Toledo, Ohio & Lake Erie

The Press Newspaper

The Press Newspaper


        A proposal by Lake Township Fire Chief Bruce Moritz to end an agreement with a company for billing for Emergency Medical Service transports has been approved by the township trustees.

        Moritz recommended terminating the township’s contract with Health Services Integration and enter into an agreement with Great Lakes Billing Associates, Inc., Cleveland.

        Moritz said Great Lakes has proposed a service rate of 7 percent of collected funds and transportation rates of $600 for basic life support, $750 for advanced life support level 1 and $850 for advanced life support level 2. There would also be a $14 per mile transport fee.

        The township and LifeStar are ending an agreement in which the township provided an emergency vehicle and equipment and LifeStar provided paramedics 24 hours a day.

        Moritz said the Great Lakes proposal is less than the current rates charged by LifeStar and under the proposed contract the company will “soft bill” township residents and only collect insurance money for EMS transports.

        “I want to start anew,” Moritz said, adding Great Lakes did a very good job for the Allen-Clay Joint Fire District while he was chief there. He said the company specializes in working with small communities.

        The township trustees also agreed to enter into an agreement with the Ohio Attorney General’s office to act on the township’s behalf to collect for non-payments from non-township residents who use EMS transport service.

        Lake Township officials plan to have a township-staffed paramedic emergency medical service department operating in the first quarter of 2018.

        Township voters on Nov. 7 approved a 1-mill property tax levy that will generate about $230,204 annually for the 24/7 service. A 0.8-mill levy already on the tax duplicate also helps fund the service.

Rail crossings discussed

        Frustrated with blocked rail crossings, gates and lights malfunctioning and other issues, the trustees agreed to invite a representative from CSX to a future meeting to answer questions.

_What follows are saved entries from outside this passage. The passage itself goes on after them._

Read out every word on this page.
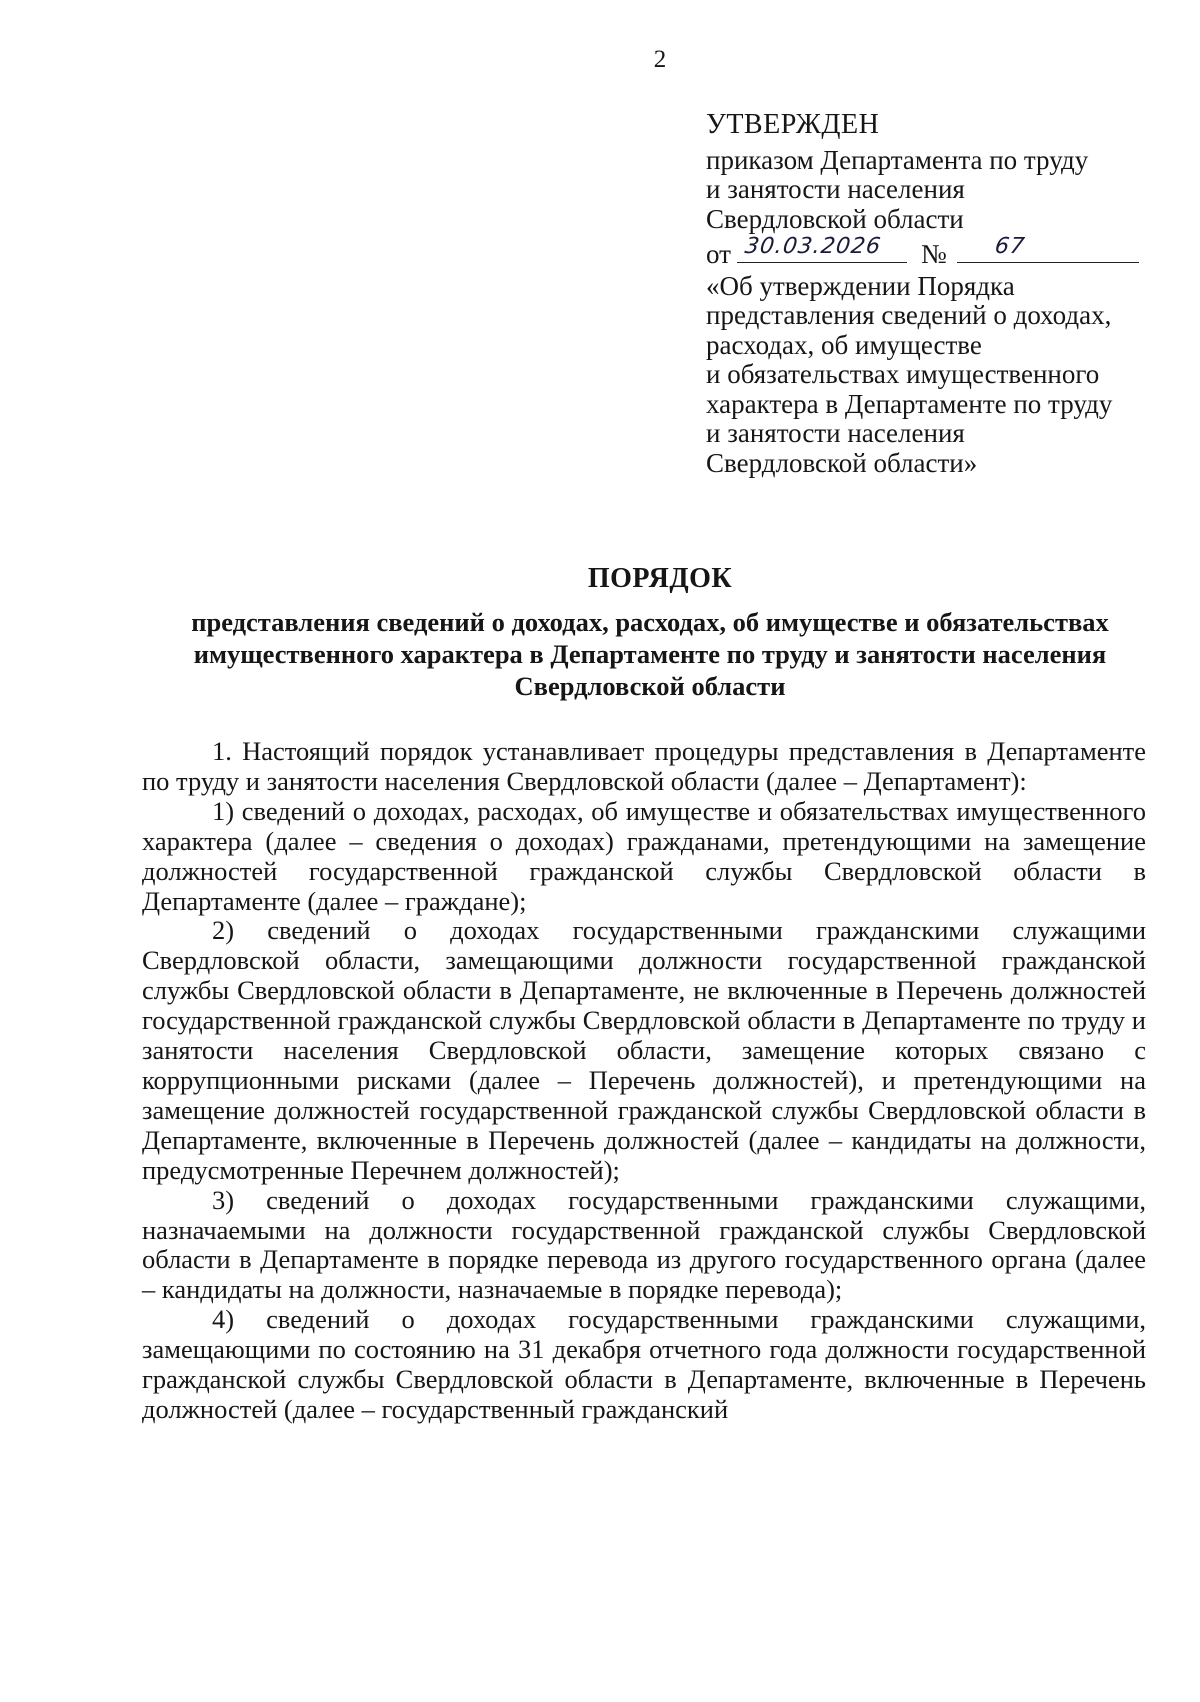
2
УТВЕРЖДЕН
приказом Департамента по труду
и занятости населения
Свердловской области
от 30.03.2026 № 67
«Об утверждении Порядка
представления сведений о доходах,
расходах, об имуществе
и обязательствах имущественного
характера в Департаменте по труду
и занятости населения
Свердловской области»
ПОРЯДОК
представления сведений о доходах, расходах, об имуществе и обязательствах имущественного характера в Департаменте по труду и занятости населения Свердловской области

1. Настоящий порядок устанавливает процедуры представления в Департаменте по труду и занятости населения Свердловской области (далее – Департамент):

1) сведений о доходах, расходах, об имуществе и обязательствах имущественного характера (далее – сведения о доходах) гражданами, претендующими на замещение должностей государственной гражданской службы Свердловской области в Департаменте (далее – граждане);

2) сведений о доходах государственными гражданскими служащими Свердловской области, замещающими должности государственной гражданской службы Свердловской области в Департаменте, не включенные в Перечень должностей государственной гражданской службы Свердловской области в Департаменте по труду и занятости населения Свердловской области, замещение которых связано с коррупционными рисками (далее – Перечень должностей), и претендующими на замещение должностей государственной гражданской службы Свердловской области в Департаменте, включенные в Перечень должностей (далее – кандидаты на должности, предусмотренные Перечнем должностей);

3) сведений о доходах государственными гражданскими служащими, назначаемыми на должности государственной гражданской службы Свердловской области в Департаменте в порядке перевода из другого государственного органа (далее – кандидаты на должности, назначаемые в порядке перевода);

4) сведений о доходах государственными гражданскими служащими, замещающими по состоянию на 31 декабря отчетного года должности государственной гражданской службы Свердловской области в Департаменте, включенные в Перечень должностей (далее – государственный гражданский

        Ken Gilsdorf, a trustee and retired CSX employee, said Wednesday he’s extended an invitation via email to Rusty Orben, a Columbus-based vice president of the company, to address the trustees.

        “CSX is implementing a transition to a new operating philosophy called Precision Scheduled Railroading, which is intended to optimize the efficiency of every task performed on the railroad as we work to safely deliver freight to customers across our 23-state network,” said Rob Doolittle, Assistant Vice President of Media and Communications for CSX. “As part of that process, CSX is reviewing operations across our network to identify opportunities to operate more efficiently and improve service to customers. Freight volumes fluctuate for a variety of reasons including economic conditions and seasonal volumes. There are times when trains unavoidably block crossings, often while making local deliveries or entering and exiting rail yards, and CSX works to limit the impact of those events. Our objective is to move freight as efficiently as possible through every community on our network, including Lake Township.”